EDIT: The MostPopularRead stored proc is called very infrequently - its called on the home page of the site, but the results are cached for a day. The pattern of events that I am seeing is when I clear the cache, multiple requests come in for the home site, and they all hit the stored proc because it hasn't yet been cached. SQL Server then maxes out, and can only be resolved by restarting the sql server process. When I do this, usually the proc will execute OK (in about 200 ms) and put the data back in the cache.

EDIT 2: I've checked the execution plan, and the query looks quite sound. As I said earlier when it does run it only takes around 200ms to execute. I've added MAXDOP 1 to the select statement to force it to use only one CPU core, but I still see the issue. When I look at the wait times I see that XE_DISPATCHER_WAIT, ONDEMAND_TASK_QUEUE, BROKER_TRANSMITTER, KSOURCE_WAKEUP and BROKER_EVENTHANDLER are taking up a massive amount of wait time.

EDIT 3: I previously thought that this was related to Subsonic, our ORM, but having switched to ADO.NET, the erros is still live.

Answer

VladV picture VladV · Jun 10, 2010

The issue is likely concurrency, not locking. SOS_SCHEDULER_YIELD occurs when a task voluntarily yields the scheduler for other tasks to execute. During this wait the task is waiting for its quantum to be renewed.

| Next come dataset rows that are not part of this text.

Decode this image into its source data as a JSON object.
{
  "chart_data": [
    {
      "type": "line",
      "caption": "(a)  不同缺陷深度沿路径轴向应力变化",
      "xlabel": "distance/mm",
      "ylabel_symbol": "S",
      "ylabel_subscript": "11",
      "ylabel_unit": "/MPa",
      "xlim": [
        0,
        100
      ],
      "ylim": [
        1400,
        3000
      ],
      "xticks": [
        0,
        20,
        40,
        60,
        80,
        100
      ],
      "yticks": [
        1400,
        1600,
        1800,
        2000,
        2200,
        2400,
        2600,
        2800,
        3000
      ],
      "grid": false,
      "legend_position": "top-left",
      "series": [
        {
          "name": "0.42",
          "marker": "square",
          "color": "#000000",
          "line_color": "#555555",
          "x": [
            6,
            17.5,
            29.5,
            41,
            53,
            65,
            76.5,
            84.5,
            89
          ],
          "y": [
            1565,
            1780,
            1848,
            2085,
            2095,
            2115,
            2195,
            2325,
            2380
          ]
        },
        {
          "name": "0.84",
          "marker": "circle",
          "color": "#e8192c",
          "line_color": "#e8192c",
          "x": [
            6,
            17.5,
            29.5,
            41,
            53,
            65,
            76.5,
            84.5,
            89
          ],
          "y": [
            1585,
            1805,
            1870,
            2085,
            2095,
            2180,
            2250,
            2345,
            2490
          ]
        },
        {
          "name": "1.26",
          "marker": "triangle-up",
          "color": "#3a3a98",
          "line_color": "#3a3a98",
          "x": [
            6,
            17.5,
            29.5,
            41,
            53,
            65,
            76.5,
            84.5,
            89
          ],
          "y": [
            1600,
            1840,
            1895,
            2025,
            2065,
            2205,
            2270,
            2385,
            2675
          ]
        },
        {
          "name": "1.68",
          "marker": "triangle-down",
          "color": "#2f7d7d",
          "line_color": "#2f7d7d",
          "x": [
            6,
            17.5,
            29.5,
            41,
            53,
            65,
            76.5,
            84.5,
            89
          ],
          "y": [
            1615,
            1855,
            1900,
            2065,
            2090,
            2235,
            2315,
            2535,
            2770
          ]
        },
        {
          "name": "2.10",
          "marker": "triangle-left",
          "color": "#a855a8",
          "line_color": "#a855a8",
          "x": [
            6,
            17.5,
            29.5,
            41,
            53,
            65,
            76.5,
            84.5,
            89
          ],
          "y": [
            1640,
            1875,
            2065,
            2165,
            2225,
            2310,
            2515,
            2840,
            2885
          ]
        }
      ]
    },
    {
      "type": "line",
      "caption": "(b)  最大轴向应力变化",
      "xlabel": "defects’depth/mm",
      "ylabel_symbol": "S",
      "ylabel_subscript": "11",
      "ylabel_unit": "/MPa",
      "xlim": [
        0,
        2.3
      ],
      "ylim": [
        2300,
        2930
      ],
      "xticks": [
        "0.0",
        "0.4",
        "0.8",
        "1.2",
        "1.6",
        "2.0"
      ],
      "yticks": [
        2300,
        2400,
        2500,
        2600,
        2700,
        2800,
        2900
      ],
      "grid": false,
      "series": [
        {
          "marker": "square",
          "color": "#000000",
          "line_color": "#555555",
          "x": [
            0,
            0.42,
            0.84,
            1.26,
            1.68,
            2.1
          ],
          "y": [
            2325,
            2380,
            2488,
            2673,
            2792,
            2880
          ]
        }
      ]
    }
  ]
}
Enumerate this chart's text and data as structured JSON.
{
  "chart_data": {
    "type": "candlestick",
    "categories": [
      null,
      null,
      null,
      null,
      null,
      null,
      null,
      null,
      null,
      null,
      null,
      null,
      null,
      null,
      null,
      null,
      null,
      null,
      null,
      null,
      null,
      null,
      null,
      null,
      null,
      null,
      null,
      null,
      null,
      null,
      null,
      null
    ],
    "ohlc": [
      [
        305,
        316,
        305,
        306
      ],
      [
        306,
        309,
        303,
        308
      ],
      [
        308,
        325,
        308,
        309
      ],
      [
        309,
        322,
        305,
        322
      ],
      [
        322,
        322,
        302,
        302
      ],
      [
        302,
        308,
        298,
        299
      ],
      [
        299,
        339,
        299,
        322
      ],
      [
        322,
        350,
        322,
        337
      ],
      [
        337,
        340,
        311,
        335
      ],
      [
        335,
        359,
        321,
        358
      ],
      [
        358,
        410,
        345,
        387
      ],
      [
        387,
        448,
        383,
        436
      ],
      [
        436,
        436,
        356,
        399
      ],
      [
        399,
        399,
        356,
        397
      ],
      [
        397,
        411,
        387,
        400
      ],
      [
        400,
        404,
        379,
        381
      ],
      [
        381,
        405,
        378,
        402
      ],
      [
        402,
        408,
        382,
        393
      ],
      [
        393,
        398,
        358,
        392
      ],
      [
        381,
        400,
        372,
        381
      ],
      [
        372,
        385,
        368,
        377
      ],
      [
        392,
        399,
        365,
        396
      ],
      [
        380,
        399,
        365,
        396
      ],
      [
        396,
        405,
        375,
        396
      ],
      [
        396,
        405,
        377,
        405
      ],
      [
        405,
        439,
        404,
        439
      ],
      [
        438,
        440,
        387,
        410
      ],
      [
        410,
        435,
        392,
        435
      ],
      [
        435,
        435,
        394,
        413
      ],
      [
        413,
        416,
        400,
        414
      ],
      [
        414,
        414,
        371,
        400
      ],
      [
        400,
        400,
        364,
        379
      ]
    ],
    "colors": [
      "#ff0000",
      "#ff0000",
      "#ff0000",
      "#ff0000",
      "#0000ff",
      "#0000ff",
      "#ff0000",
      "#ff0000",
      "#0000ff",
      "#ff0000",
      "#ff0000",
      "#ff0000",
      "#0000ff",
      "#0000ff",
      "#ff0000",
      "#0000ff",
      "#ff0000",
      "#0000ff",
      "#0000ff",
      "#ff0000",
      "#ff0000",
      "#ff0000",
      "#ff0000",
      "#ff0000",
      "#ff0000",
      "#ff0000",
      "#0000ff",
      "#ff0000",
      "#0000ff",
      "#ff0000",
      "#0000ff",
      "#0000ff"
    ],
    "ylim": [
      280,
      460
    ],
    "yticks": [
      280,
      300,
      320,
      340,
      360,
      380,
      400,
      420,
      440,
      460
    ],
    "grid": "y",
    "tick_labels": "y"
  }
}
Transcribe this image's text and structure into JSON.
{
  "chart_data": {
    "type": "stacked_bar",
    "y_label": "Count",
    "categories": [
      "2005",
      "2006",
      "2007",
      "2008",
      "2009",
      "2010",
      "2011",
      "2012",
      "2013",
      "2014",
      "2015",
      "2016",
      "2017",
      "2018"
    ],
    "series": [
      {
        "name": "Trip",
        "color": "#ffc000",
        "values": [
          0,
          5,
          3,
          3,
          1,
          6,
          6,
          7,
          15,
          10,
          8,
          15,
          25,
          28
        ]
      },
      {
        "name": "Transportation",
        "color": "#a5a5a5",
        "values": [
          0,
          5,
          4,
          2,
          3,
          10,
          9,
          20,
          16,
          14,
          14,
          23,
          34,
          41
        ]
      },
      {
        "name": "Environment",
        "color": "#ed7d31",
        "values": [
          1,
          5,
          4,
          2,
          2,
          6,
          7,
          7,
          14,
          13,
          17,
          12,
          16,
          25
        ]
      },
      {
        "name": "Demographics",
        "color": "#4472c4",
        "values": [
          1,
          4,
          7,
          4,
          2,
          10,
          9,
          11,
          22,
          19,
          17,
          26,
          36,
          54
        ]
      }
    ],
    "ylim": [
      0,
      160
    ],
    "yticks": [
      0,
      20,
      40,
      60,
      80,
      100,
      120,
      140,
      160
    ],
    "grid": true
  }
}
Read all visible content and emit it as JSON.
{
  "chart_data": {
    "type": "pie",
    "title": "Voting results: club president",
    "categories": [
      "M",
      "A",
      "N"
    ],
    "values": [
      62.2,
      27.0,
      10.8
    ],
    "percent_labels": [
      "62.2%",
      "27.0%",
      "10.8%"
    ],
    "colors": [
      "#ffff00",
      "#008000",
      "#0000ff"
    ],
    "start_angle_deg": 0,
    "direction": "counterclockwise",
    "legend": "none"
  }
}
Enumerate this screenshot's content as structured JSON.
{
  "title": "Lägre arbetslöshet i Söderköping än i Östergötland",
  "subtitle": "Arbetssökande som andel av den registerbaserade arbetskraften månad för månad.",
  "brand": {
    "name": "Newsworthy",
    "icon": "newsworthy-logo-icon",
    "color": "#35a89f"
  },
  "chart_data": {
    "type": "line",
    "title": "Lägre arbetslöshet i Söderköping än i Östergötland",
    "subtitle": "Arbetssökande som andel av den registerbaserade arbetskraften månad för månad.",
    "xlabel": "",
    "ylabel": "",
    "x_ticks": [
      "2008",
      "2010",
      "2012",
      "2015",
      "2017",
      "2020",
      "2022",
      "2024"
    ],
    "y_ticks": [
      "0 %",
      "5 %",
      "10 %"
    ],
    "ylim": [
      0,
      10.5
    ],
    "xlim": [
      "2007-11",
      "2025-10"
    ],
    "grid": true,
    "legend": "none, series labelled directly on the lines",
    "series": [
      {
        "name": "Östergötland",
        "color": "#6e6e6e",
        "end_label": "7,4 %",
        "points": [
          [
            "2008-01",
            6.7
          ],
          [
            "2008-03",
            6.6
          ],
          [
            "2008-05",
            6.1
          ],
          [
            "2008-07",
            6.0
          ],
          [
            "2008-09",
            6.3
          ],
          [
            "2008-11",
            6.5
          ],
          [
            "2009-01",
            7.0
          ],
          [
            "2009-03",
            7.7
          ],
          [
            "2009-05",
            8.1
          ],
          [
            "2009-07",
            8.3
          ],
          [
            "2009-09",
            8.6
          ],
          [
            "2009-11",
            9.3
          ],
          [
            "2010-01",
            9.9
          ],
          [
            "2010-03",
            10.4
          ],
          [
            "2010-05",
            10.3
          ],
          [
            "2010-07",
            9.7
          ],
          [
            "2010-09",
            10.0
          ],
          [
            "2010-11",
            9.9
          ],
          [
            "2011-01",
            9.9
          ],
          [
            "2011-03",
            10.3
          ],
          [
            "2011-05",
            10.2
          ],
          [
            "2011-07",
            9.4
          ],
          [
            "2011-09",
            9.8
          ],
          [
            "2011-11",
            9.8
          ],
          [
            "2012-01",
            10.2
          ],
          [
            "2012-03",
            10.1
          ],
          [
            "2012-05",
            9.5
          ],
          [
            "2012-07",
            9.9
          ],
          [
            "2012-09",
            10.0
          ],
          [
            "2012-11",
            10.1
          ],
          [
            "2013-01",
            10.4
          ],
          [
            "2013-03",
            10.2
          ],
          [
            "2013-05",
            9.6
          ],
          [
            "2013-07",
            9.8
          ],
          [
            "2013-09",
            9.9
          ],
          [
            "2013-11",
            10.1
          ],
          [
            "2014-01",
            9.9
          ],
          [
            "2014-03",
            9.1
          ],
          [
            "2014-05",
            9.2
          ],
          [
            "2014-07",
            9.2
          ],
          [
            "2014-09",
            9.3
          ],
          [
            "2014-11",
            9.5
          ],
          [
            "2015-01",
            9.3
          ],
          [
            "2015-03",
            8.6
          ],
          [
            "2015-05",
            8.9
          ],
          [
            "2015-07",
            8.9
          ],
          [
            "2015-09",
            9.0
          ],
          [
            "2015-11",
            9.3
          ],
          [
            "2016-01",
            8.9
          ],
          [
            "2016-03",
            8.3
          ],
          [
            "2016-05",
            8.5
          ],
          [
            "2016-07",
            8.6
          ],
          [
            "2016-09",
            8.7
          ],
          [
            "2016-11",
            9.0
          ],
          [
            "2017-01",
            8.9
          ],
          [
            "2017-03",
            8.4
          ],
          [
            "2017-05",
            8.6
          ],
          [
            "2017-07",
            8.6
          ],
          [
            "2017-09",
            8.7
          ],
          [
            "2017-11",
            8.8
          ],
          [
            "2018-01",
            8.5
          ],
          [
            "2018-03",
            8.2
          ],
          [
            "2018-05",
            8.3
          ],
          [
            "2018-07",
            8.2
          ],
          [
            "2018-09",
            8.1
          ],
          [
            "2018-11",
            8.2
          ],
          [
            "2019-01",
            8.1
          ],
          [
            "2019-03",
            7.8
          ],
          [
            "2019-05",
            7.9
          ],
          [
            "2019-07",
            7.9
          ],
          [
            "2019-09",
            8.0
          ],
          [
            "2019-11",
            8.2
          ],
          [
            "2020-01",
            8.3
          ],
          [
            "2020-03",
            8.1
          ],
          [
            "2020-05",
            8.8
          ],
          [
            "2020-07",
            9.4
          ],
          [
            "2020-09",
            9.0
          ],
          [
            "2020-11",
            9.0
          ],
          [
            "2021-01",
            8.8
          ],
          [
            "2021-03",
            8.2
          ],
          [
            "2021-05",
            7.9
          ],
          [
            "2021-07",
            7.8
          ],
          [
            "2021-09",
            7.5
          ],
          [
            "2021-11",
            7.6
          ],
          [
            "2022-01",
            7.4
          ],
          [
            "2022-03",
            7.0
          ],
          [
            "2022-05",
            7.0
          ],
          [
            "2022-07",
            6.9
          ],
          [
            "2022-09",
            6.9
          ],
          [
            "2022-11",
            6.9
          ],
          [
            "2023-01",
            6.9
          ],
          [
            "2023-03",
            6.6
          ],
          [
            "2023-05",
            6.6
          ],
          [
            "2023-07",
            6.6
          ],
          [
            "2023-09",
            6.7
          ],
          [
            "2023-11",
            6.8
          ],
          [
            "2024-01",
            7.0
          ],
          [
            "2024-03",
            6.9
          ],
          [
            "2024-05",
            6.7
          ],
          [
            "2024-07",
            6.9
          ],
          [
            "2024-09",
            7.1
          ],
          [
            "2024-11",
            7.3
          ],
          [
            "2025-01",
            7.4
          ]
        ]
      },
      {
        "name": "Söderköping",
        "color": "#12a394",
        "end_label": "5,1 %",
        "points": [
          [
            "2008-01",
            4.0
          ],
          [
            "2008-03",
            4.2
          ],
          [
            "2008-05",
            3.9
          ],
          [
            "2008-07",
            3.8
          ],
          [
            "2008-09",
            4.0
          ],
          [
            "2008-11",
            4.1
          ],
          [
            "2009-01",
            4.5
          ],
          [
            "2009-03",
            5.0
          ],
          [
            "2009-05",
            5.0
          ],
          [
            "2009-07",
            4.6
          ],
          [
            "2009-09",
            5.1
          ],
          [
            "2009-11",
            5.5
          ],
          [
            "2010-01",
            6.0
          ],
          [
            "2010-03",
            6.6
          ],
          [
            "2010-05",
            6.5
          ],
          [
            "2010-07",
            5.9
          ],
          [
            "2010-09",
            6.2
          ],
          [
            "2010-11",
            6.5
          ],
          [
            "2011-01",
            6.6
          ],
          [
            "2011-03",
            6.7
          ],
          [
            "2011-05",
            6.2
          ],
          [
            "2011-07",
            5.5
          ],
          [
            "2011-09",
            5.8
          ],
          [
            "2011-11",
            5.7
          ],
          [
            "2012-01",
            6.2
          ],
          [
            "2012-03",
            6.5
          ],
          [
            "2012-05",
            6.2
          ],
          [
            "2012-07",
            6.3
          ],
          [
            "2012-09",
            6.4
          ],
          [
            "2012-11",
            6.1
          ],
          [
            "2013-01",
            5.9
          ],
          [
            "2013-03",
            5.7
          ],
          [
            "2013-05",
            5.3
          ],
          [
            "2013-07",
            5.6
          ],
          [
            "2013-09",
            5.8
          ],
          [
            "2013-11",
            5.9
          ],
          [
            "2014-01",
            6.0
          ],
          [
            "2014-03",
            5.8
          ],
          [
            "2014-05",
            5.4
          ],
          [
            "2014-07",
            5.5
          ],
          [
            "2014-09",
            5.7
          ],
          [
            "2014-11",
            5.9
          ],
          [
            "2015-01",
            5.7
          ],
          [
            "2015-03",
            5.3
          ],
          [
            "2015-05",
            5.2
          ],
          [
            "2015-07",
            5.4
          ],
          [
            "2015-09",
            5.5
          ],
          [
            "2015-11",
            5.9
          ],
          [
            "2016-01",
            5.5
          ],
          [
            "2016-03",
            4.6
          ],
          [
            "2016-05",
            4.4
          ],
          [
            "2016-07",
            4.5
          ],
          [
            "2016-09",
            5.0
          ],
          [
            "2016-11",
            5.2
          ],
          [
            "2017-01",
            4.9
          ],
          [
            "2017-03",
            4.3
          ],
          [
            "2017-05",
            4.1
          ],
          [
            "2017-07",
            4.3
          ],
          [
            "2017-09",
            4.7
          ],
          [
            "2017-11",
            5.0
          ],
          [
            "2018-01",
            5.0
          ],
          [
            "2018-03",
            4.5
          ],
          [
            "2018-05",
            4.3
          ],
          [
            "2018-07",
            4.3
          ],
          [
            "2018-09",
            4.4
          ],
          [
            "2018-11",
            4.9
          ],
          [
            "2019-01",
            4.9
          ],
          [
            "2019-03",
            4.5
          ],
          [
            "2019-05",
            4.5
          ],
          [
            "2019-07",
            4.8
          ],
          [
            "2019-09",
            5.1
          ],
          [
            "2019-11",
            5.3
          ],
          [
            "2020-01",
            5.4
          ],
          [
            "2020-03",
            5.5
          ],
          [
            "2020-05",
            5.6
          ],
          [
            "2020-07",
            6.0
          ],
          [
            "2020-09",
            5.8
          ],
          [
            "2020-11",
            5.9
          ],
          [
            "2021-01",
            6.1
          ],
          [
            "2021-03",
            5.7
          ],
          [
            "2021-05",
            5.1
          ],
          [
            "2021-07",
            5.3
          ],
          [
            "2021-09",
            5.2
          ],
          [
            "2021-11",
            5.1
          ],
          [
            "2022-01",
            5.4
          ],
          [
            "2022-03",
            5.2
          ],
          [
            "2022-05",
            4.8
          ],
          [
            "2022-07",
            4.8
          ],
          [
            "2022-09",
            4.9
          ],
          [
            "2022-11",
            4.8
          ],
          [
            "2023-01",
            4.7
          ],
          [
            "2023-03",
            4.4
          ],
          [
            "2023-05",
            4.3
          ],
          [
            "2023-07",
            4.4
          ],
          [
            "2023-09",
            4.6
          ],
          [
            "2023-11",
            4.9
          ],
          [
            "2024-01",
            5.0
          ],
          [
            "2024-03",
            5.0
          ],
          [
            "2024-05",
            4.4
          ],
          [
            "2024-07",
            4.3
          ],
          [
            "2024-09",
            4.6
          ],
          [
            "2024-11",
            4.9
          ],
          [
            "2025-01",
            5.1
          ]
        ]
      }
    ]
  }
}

How often is [MostPopularRead] SP called and how long does it take to execute? The aggregation in your query might be rather CPU-intensive, especially if there are lots of data and/or ineffective indexes. So, you might end up with high CPU pressure - basically, a demand for CPU time is too high.

I'd consider the following:

  1. Check what other queries are executing while CPU is 100% busy? Look at sys.dm_os_waiting_tasks, sys.dm_os_tasks, sys.dm_exec_requests.

  2. Look at the query plan of [MostPopularRead], try to optimize the query. Quite often an ineffective query is the root cause of a performance problem, and query optimization is much more straightforward than other performance improvement techniques.

  3. If the query plan is parallel and the query is often called by multiple clients simultaneously, forcing a single-thread plan with MAXDOP=1 hint might help (abundant use of parallel plans is usually indicated by SOS_SCHEDULER_YIELD and CXPACKET waits).

Also, have a look at this paper: Performance tuning with wait statistics. It gives a pretty good summary of different wait types and their impact on performance.

P.S. It is easier to use SET TRANSACTION ISOLATION LEVEL READ UNCOMMITTED before a query instead of adding (nolock) to each table.